MLP Madness and Droopy Drops
MLPs–Master Limited Partnerships–are tax-advantaged investments that are supposed to pass through their cash flow (and their tax liabilities!) to investors. In energy, that means pipelines. There’s a lot of paperwork involved in owning MLPs, so institutions don’t bother with them and they are almost all retail shareholder owned. Being as retail shareholders are more skittish than institutions, these have a lot of volatility, especially in downturns like the last month
Now the general partner in these firms (in energy) is usually a producer, who, IMHO, often mistreat their MLP children by what’s doing best for the partner (lower toll fees) and not the MLP–so they have been average to poor businesses for the most part.

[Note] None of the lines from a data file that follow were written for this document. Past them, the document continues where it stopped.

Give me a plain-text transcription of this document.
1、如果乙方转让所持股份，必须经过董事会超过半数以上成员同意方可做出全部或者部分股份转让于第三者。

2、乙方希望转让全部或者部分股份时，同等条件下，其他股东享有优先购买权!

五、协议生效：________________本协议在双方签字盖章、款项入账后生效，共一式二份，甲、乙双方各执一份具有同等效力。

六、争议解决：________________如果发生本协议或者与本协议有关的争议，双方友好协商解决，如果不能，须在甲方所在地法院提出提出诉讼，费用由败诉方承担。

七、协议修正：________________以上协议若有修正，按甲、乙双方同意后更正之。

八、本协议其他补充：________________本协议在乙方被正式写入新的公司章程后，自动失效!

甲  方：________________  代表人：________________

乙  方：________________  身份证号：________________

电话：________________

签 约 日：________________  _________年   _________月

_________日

For example, with the huge increase in oil and natgas production in the US in the last 10 years, these investments should have done well. But they have horrible stock charts, as the industry used low interest rates and continual equity to overbuild pipelines and keep toll rates low.
(Yes Canada, the US has overbuilt pipelines while funding groups up north who stir it up to make sure you can’t build even ONE.)
Kayne Anderson (KYN-NYSE) is a closed end fund full of pipeline stocks, so it’s more like the ultimate leverage on these pipeline plays–which all got hit hard post-Saudi production increase. It dropped from $12 – $1 in 3 weeks–over 90%. Part of it was because its constituent holdings were dropping. Part of it was because it always carries 25-30% leverage, and the company had to get rid of that in a fast dropping tape.
And part of it was the drop just scared its own shareholders away. When the stock hit $1, it was trading at something like 60% lower than its NAV. It usually trades 10% lower.
KYN has led the charge up as well this week, now a triple off its $1/share bottom. Several other midstreamers are also up 30-50% today.
I think all these MLPs will cut distributions to match a 9-10% yield depending on where their stocks end up.
WHAT I’M DOING NOW
I never thought I would say this, but I was so lucky oil and gas were bad investments in the last two years. I say that because I recognized it, and was in mostly cash for a long time. That was really boring for subscribers and didn’t my personal cash flow being bearish and not buying anything. But I missed a lot of the pain in the last two months.
As yet, I’m not buying traditional energy stocks right now-I mean oil or natgas, upstream, midstream or downstream. I see a huge increase in US COVID cases coming in the next month, and I mean HUGE doesn’t really describe it. So more fear is coming and I’m willing to be patient.